His early education was at Raffles Institution’s Gifted Education Programme (1992-95) and Raffles Junior College’s Humanities Programme (1996-97). He was Singapore’s top student in the GCE Ordinary Level Examination in 1995, and won the Angus Ross Prize for the best GCE Advanced Level English Literature script in the Commonwealth in 1997. In 2012, he was one of 30 individuals selected from over 80 countries as part of the inaugural Master of Public Policy cohort in Oxford’s new Blavatnik School of Government (BSG). He attended the BSG programme in 2013/14 on a Lee Kuan Yew Postgraduate Scholarship, graduating at the top of his class with a Distinction (one of eight in the class of 64). He was also one of only five admitted to the inaugural Doctor of Philosophy (PhD) class at the Blavatnik School, and has now returned there to pursue doctoral research on how and why governments adopt digital technology. 
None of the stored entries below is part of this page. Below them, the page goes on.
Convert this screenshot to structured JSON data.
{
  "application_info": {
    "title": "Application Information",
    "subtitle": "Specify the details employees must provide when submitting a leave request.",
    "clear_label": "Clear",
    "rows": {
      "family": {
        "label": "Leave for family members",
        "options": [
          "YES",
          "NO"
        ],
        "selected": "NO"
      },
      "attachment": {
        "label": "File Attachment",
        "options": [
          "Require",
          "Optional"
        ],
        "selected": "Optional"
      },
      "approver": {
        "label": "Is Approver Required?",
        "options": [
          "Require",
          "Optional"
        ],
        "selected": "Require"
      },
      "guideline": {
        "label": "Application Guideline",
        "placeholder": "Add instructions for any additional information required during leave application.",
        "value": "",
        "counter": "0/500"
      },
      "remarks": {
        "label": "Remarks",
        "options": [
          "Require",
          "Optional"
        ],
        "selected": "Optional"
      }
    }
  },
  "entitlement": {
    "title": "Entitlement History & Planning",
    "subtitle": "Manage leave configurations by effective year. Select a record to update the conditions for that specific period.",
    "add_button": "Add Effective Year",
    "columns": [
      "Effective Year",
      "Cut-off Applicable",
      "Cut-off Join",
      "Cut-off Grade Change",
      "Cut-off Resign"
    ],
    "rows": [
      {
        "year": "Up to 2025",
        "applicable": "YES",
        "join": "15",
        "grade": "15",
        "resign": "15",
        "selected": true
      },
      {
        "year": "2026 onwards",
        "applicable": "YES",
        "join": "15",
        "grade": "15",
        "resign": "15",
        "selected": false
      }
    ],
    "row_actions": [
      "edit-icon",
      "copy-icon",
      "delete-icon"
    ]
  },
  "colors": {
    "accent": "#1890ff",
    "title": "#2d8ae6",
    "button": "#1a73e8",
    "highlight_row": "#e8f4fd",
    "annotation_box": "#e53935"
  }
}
Aaron joined the Singapore government in 2004. He served on the North America Desk of the Foreign Service (2004-2006) and at Singapore’s Embassy in Washington DC (2006-2008), where he was the principal coordinator for Congressional liaison and issues relating to the Middle East. He was posted to the Strategic Policy Office (SPO) at the Public Service Division in 2008, where he worked on scenario planning and analysis of long-term trends relevant to Singapore. This included leading the Secretariat of a team studying the human effects of geophysical changes induced by climate change in the Asia Pacific. During his time at SPO, he also worked on scenario projects covering global issues, Southeast Asia and the future of the public sector.  
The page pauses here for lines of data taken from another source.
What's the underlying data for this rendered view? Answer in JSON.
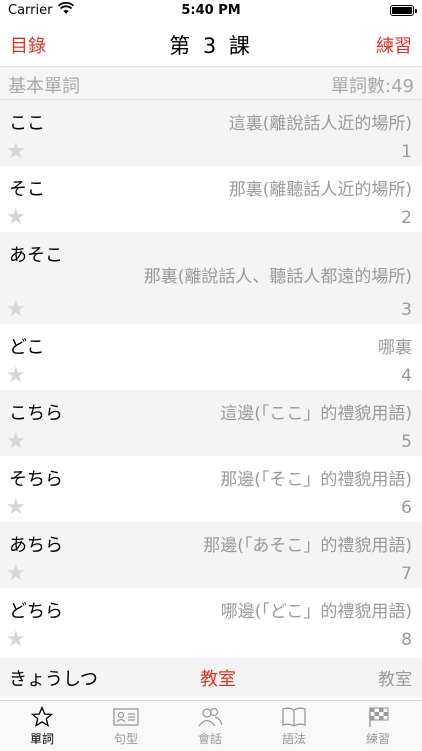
{
  "status": {
    "carrier": "Carrier",
    "time": "5:40 PM"
  },
  "nav": {
    "left": "目錄",
    "title": "第 3 課",
    "right": "練習"
  },
  "section": {
    "left": "基本單詞",
    "right": "單詞數:49"
  },
  "rows": [
    {
      "jp": "ここ",
      "meaning": "這裏(離說話人近的場所)",
      "num": "1"
    },
    {
      "jp": "そこ",
      "meaning": "那裏(離聽話人近的場所)",
      "num": "2"
    },
    {
      "jp": "あそこ",
      "meaning": "那裏(離說話人、聽話人都遠的場所)",
      "num": "3"
    },
    {
      "jp": "どこ",
      "meaning": "哪裏",
      "num": "4"
    },
    {
      "jp": "こちら",
      "meaning": "這邊(「ここ」的禮貌用語)",
      "num": "5"
    },
    {
      "jp": "そちら",
      "meaning": "那邊(「そこ」的禮貌用語)",
      "num": "6"
    },
    {
      "jp": "あちら",
      "meaning": "那邊(「あそこ」的禮貌用語)",
      "num": "7"
    },
    {
      "jp": "どちら",
      "meaning": "哪邊(「どこ」的禮貌用語)",
      "num": "8"
    }
  ],
  "partial": {
    "jp": "きょうしつ",
    "kanji": "教室",
    "meaning": "教室"
  },
  "tabs": [
    {
      "label": "單詞",
      "icon": "star-icon",
      "active": true
    },
    {
      "label": "句型",
      "icon": "id-card-icon",
      "active": false
    },
    {
      "label": "會話",
      "icon": "people-icon",
      "active": false
    },
    {
      "label": "語法",
      "icon": "book-icon",
      "active": false
    },
    {
      "label": "練習",
      "icon": "checkered-flag-icon",
      "active": false
    }
  ],
  "colors": {
    "accent": "#d9362b",
    "secondary_text": "#9a9a9a",
    "star": "#d6d6d6",
    "row_alt": "#f4f4f4"
  }
}
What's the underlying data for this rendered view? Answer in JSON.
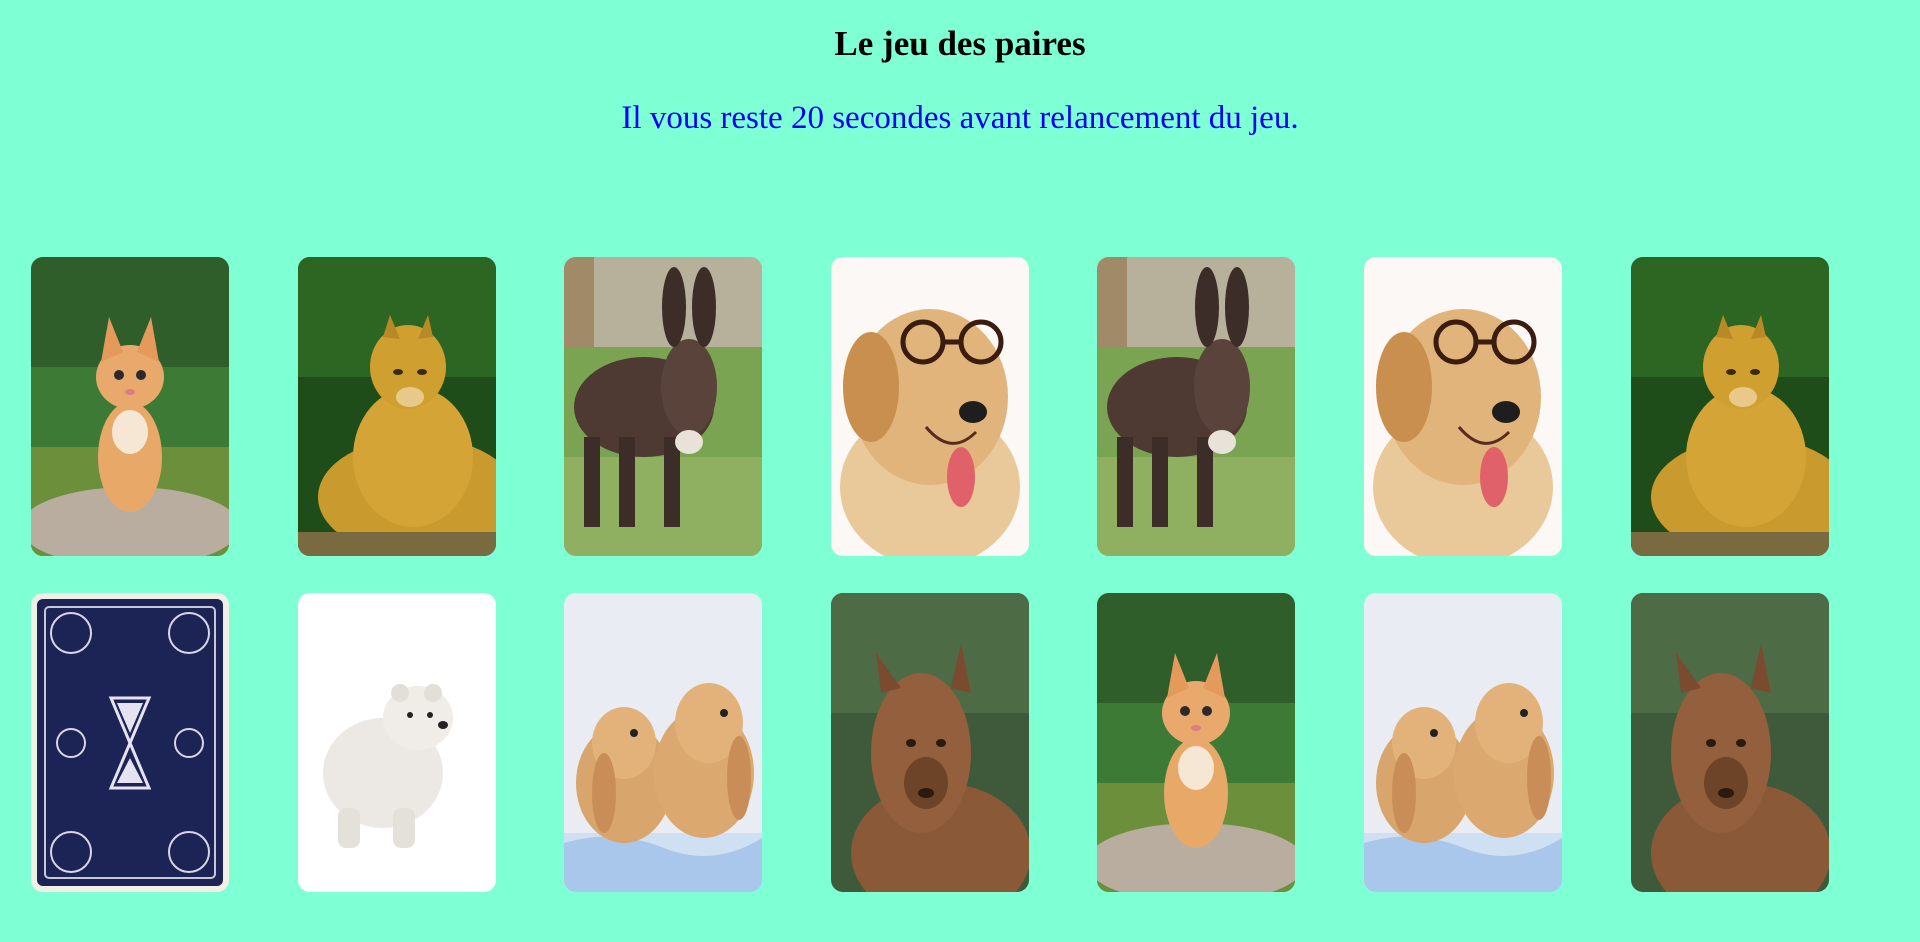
{
  "game": {
    "title": "Le jeu des paires",
    "timer_text": "Il vous reste 20 secondes avant relancement du jeu."
  },
  "cards": [
    {
      "animal": "kitten",
      "state": "face-up"
    },
    {
      "animal": "lioness",
      "state": "face-up"
    },
    {
      "animal": "donkey",
      "state": "face-up"
    },
    {
      "animal": "dog-with-glasses",
      "state": "face-up"
    },
    {
      "animal": "donkey",
      "state": "face-up"
    },
    {
      "animal": "dog-with-glasses",
      "state": "face-up"
    },
    {
      "animal": "lioness",
      "state": "face-up"
    },
    {
      "animal": "card-back",
      "state": "face-down"
    },
    {
      "animal": "polar-bear-cub",
      "state": "face-up"
    },
    {
      "animal": "bunnies",
      "state": "face-up"
    },
    {
      "animal": "alpaca",
      "state": "face-up"
    },
    {
      "animal": "kitten",
      "state": "face-up"
    },
    {
      "animal": "bunnies",
      "state": "face-up"
    },
    {
      "animal": "alpaca",
      "state": "face-up"
    }
  ],
  "colors": {
    "background": "#7FFFD4",
    "timer": "#0000FF",
    "card_back": "#1c2456"
  }
}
He was appointed the first Head of the Singapore Government’s newly-formed Centre for Strategic Futures (CSF) in January 2010, while retaining his SPO portfolio. The Centre’s mission is to build anticipatory capacity and strategic thinking in the Singapore government. Aaron was responsible for working with senior civil servants to network with global futurists and experts in a range of fields; create an architecture to support the Singapore government’s growing futurist community; conceptualise creative “foresight products” to facilitate decision-makers’ engagement with long-range issues; and curate the CSF’s “FutureCraft” workshops, which provide public officers with training in futures and strategy methodologies. As part of his role at CSF, Aaron led a team that authored “Conversations for the Future: Volume I,” a history of Singapore’s strategic planning (1988-2011), and organised Singapore’s inaugural “Foresight Conference” in October 2011, bringing together 30 multi-disciplinary experts to discuss “The Future of Asia and Its Place in the World”. In January 2011, he was the first non-American to brief the White House’s “Innovation Cohort,” an inter-agency group fostering creative formulation and delivery of public policy in the US Federal Government, on Singapore’s use of futures tools in governance. He continued to serve the CSF as an Associate Fellow until November 2011, and remains active in foresight and futures thinking circles. From 2015-2016, he led an inter-agency team exploring future scenarios for Singapore in the realm of politics and governance.